I balanced the equation and multiplied the tablets by 2 to get 290 mg of CaCo3 and 350 mg Al(OH)3.
The I divided 290 by 200.02 g (is this the correct molecular weight of calcium carbonate. and multiplied this number by the mole ration of 2 moles HCl to 1 mole calcium carbonate to get 0.006 moles HCl, but now i'm unsure of what to do next?

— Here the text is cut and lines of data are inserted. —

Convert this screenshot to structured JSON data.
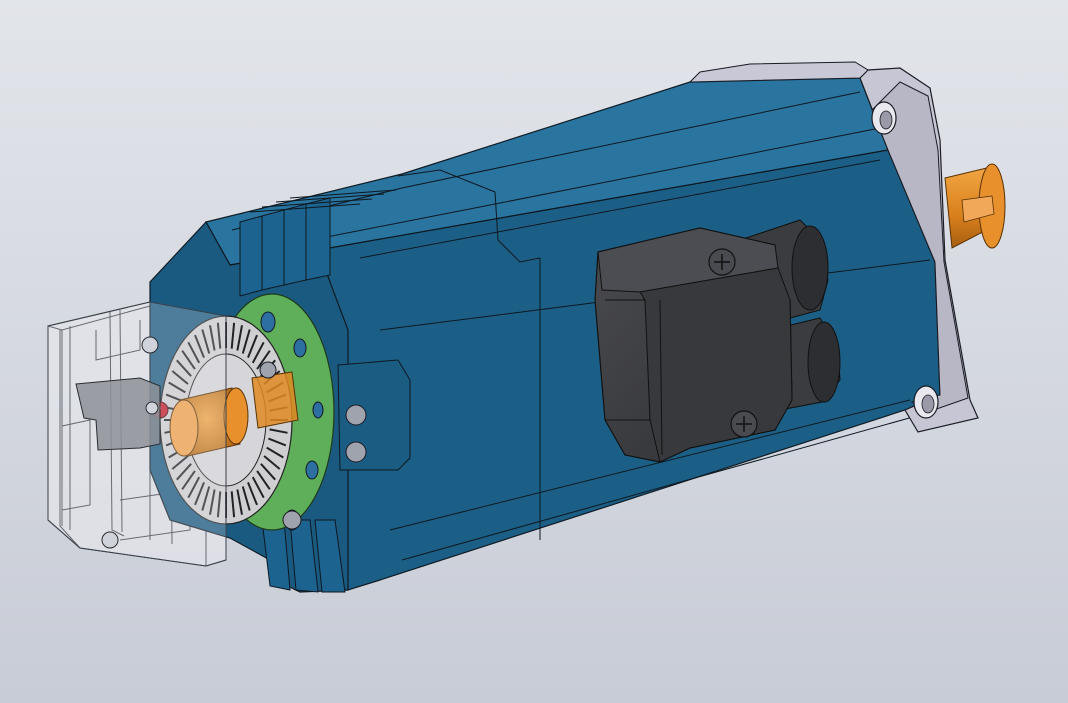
{
  "scene": {
    "background_top": "#e2e5ea",
    "background_bottom": "#c8ccd6",
    "housing_color": "#1c5f86",
    "housing_dark": "#134868",
    "housing_light": "#2a78a5",
    "flange_color": "#c4c3d1",
    "shaft_color": "#e08a22",
    "connector_color": "#3f4043",
    "encoder_pcb_color": "#5fae5a",
    "encoder_disc_color": "#cfcfd2",
    "cover_color": "#dfe2e8",
    "edge_color": "#101a22"
  }
}
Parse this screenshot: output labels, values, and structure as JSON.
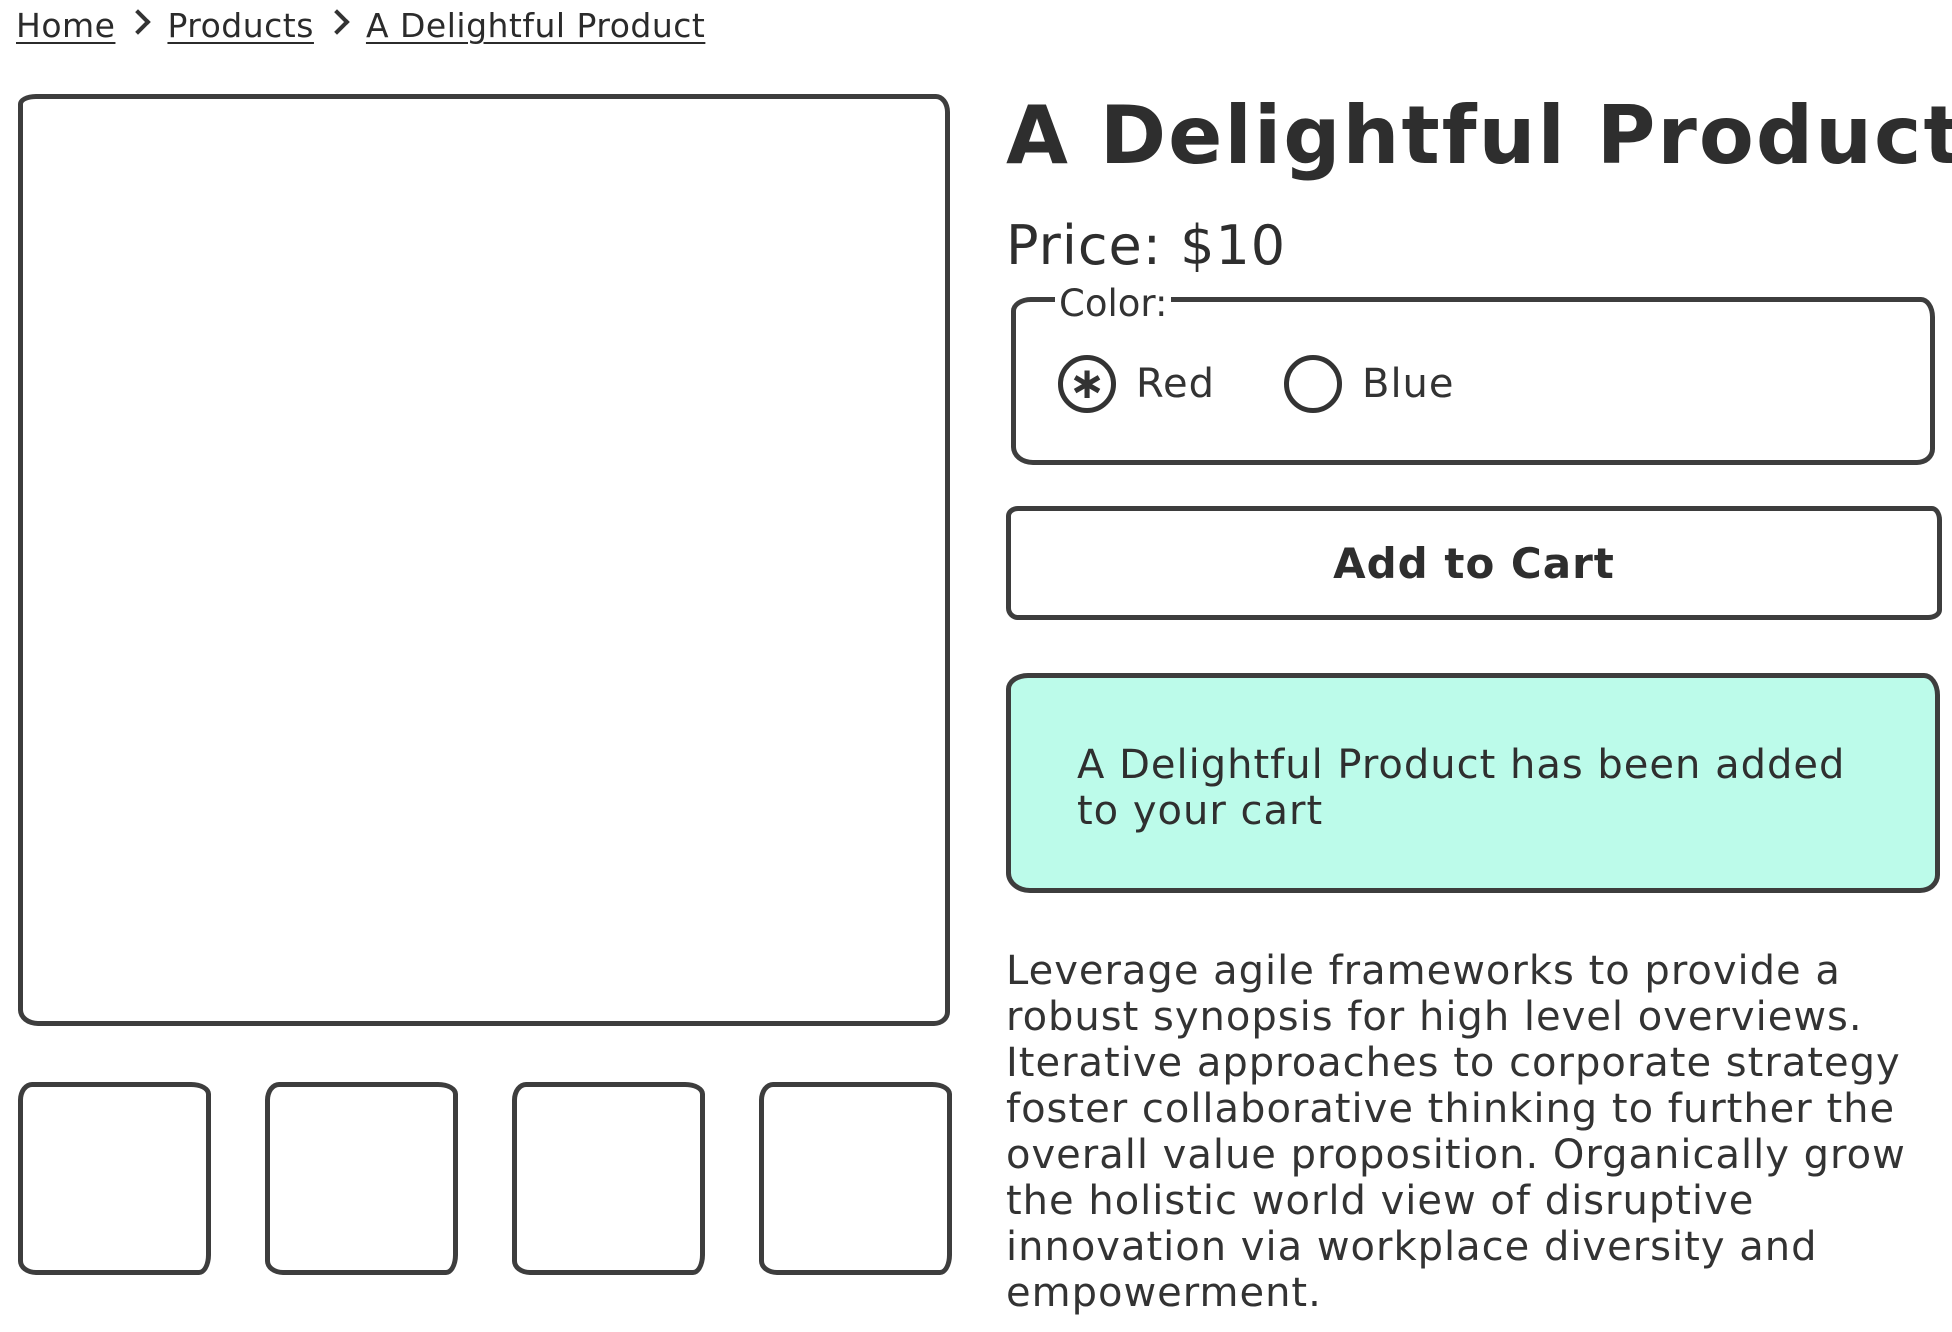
{
  "breadcrumb": {
    "items": [
      "Home",
      "Products",
      "A Delightful Product"
    ]
  },
  "product": {
    "title": "A Delightful Product",
    "price": "Price: $10",
    "color_legend": "Color:",
    "color_options": [
      {
        "label": "Red",
        "selected": true
      },
      {
        "label": "Blue",
        "selected": false
      }
    ],
    "add_to_cart_label": "Add to Cart",
    "cart_alert": "A Delightful Product has been added to your cart",
    "description": "Leverage agile frameworks to provide a robust synopsis for high level overviews. Iterative approaches to corporate strategy foster collaborative thinking to further the overall value proposition. Organically grow the holistic world view of disruptive innovation via workplace diversity and empowerment."
  },
  "colors": {
    "alert_background": "#bcfbea",
    "border": "#3d3d3d",
    "text": "#333333"
  },
  "icons": {
    "selected_radio": "asterisk-icon",
    "breadcrumb_separator": "chevron-right-icon"
  }
}
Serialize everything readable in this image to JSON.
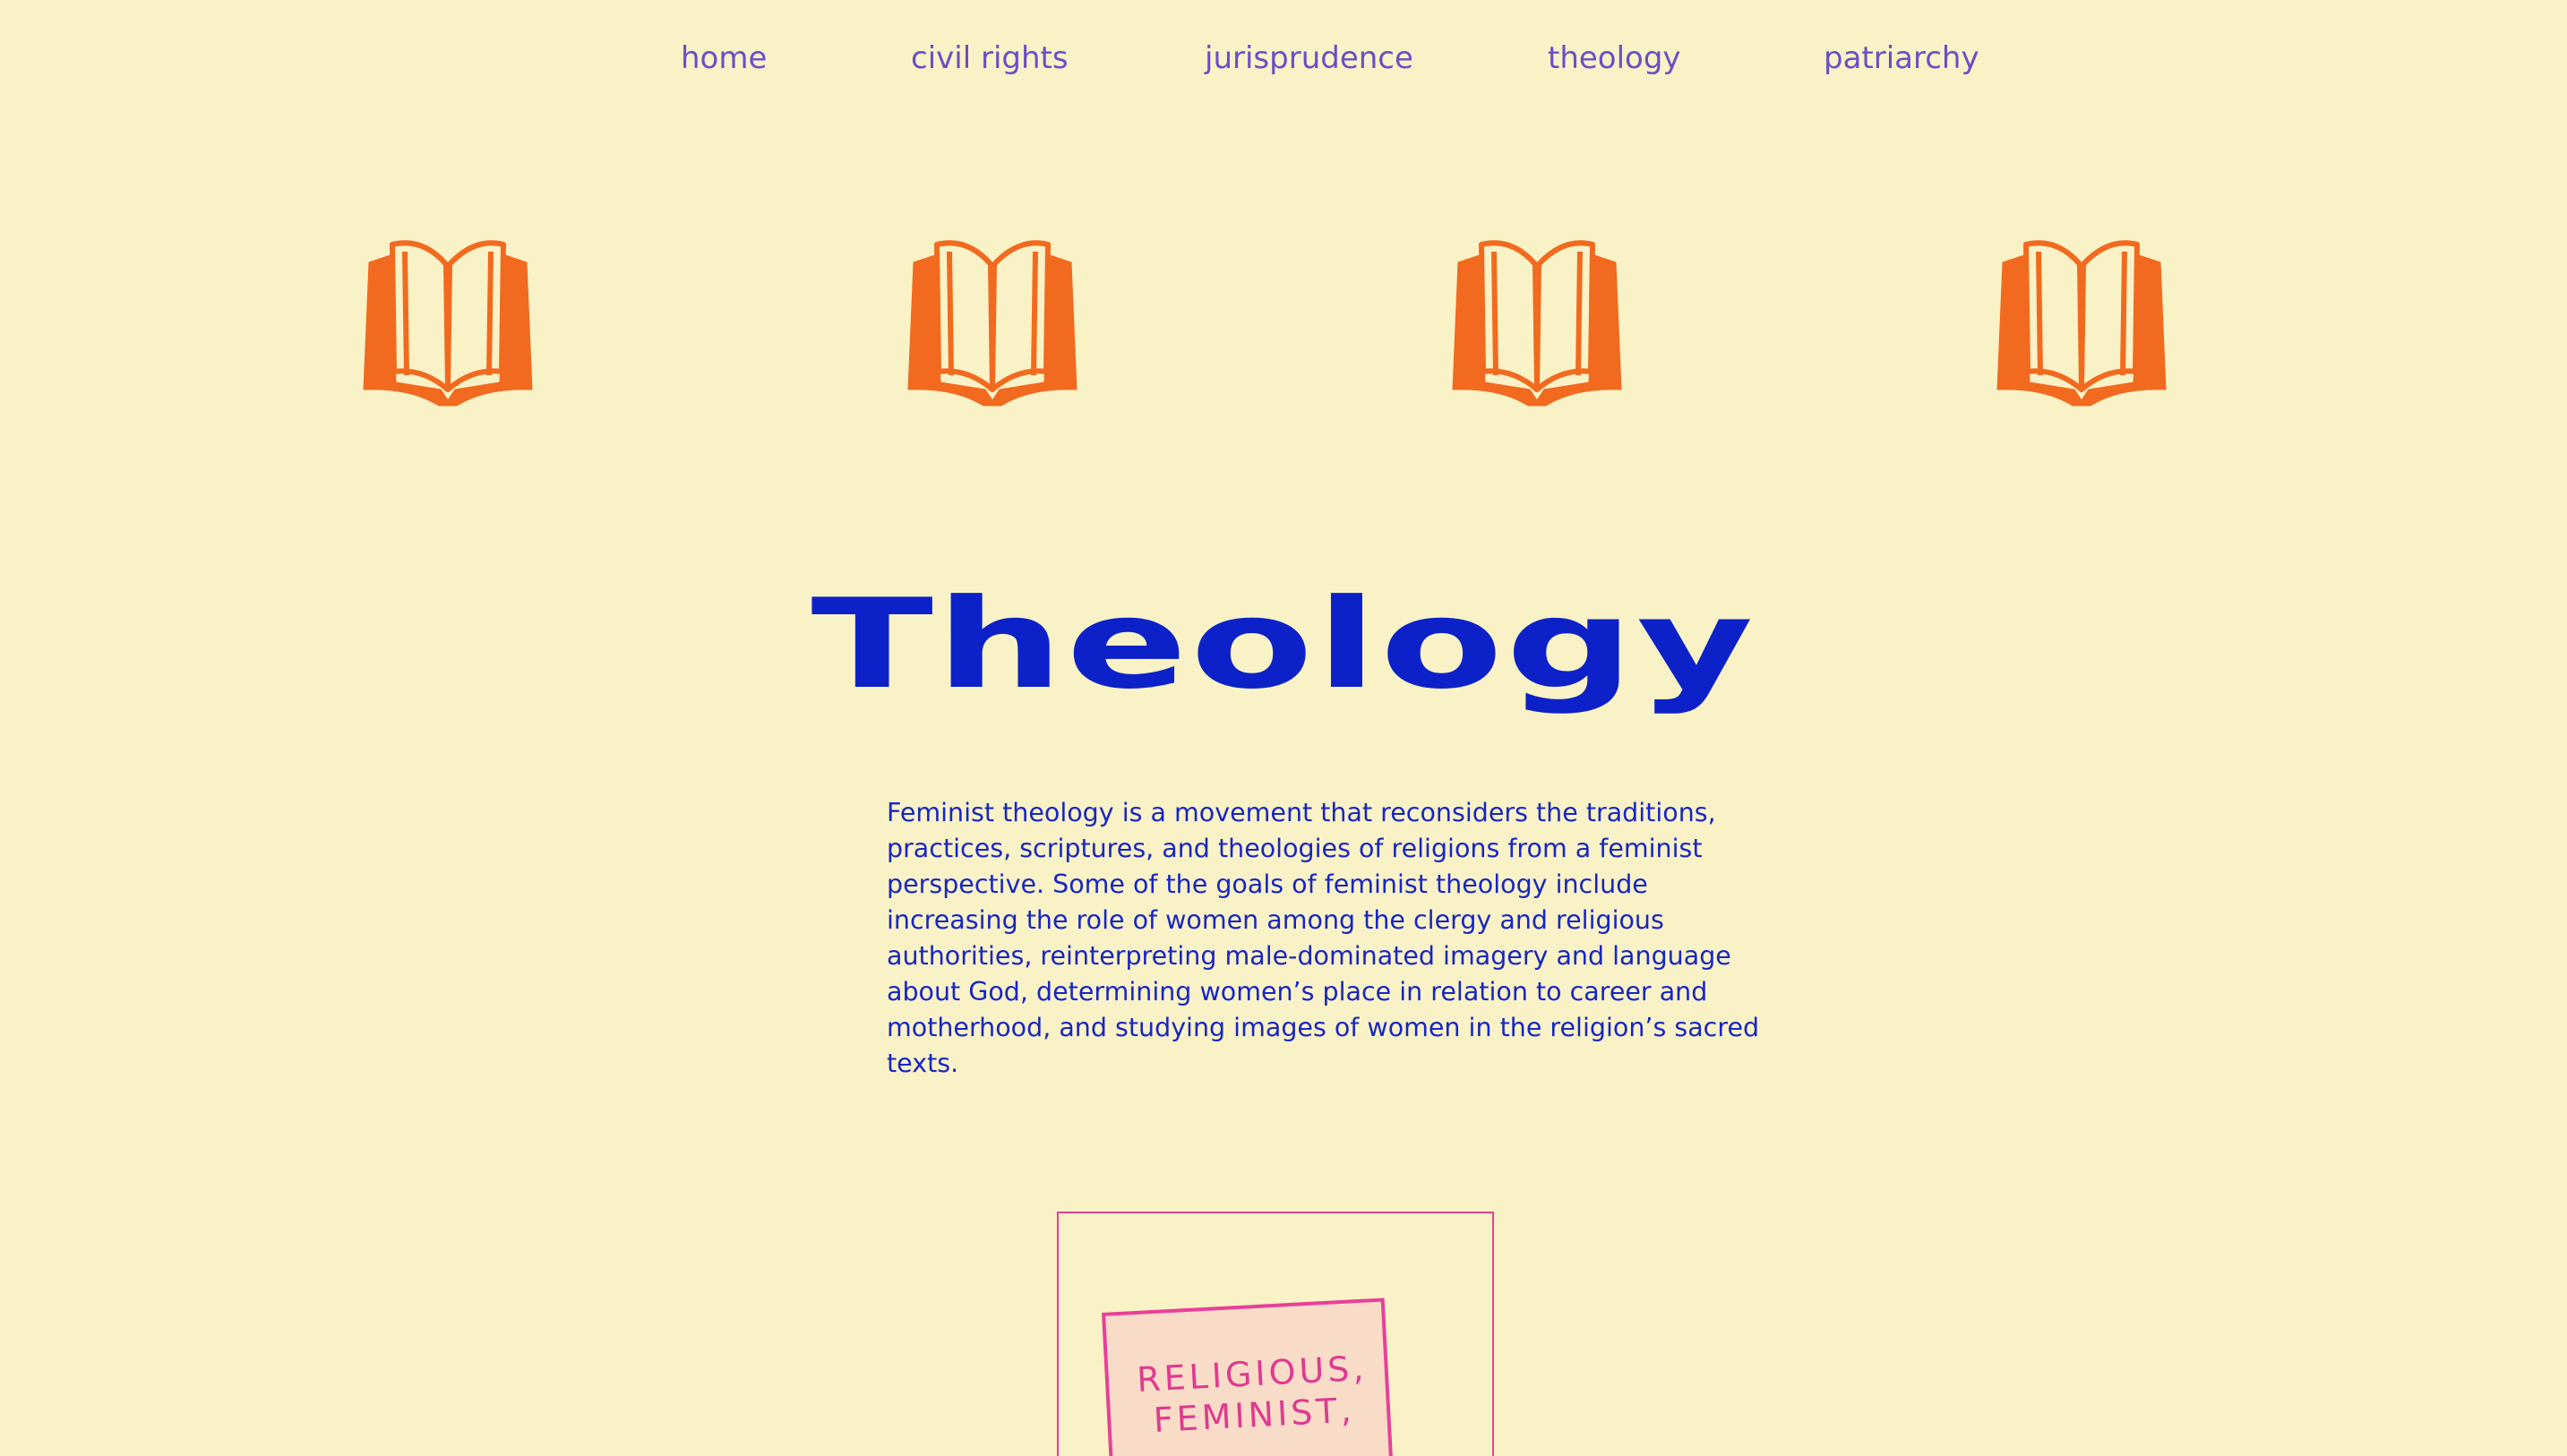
{
  "nav": {
    "items": [
      {
        "label": "home"
      },
      {
        "label": "civil rights"
      },
      {
        "label": "jurisprudence"
      },
      {
        "label": "theology"
      },
      {
        "label": "patriarchy"
      }
    ]
  },
  "icons": [
    "book-icon",
    "book-icon",
    "book-icon",
    "book-icon"
  ],
  "colors": {
    "background": "#f9f2c6",
    "nav_link": "#6a4fc4",
    "title": "#0c22c8",
    "body_text": "#1726c2",
    "book_icon": "#f26a1f",
    "stamp": "#e8409a"
  },
  "main": {
    "title": "Theology",
    "description": "Feminist theology is a movement that reconsiders the traditions, practices, scriptures, and theologies of religions from a feminist perspective. Some of the goals of feminist theology include increasing the role of women among the clergy and religious authorities, reinterpreting male-dominated imagery and language about God, determining women’s place in relation to career and motherhood, and studying images of women in the religion’s sacred texts."
  },
  "stamp": {
    "line1": "RELIGIOUS,",
    "line2": "FEMINIST,"
  }
}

Chemistry - DrBob222, Thursday, September 6, 2007 at 7:33pm
molar mass CaCO3 is closer to 100 than it is to 200. Redo that and recalculate.
mols CaCO3 x 2 is correct for mols HCl required to neutralize it.
Determine mols Al(OH)3. That will be 350/molar mass Al(OH)3.
mol HCl required to neutralize is mols Al(OH)3 x 3.
Add mols to neutralize HCl from CaCO3 to mols to neutralize HCl from Al(OH)3 to obtain total mols.
Then mols HCl = molarity HCl x volume HCl. Solve for volume HCl.
Post your work if you get stuck.
Chemistry - Anonymous, Thursday, September 6, 2007 at 8:37pm
Thank you. I redid the calculations and this is what i came up with.
i divided the .290 g of CaCO3 by 100.02 and multplied it by to to get 0.00580 moles HCl. Then I took .350 g of Al(OH)3 and divided it by 97.89 (was I supposed to multiply the aluminum by three? because i did but i'm not sure if that's the correct molecular weight) and multiplied that number by 3 to get .0107 moles HCl. Then I took the sum of .01107 moles and .00580 moles to get a total of .0165. After solving for the volume I got 1970 mL of HCl.
Chemistry - DrBob222, Thursday, September 6, 2007 at 8:46pm
0.00580 mols HCl for the CaCO3 is ok.
molar mass of Al(OH)3 can't be 98. Al is about 27 and OH is 17 so 3x17 = 51 and that plus 27 is about 78. So you need to redo that.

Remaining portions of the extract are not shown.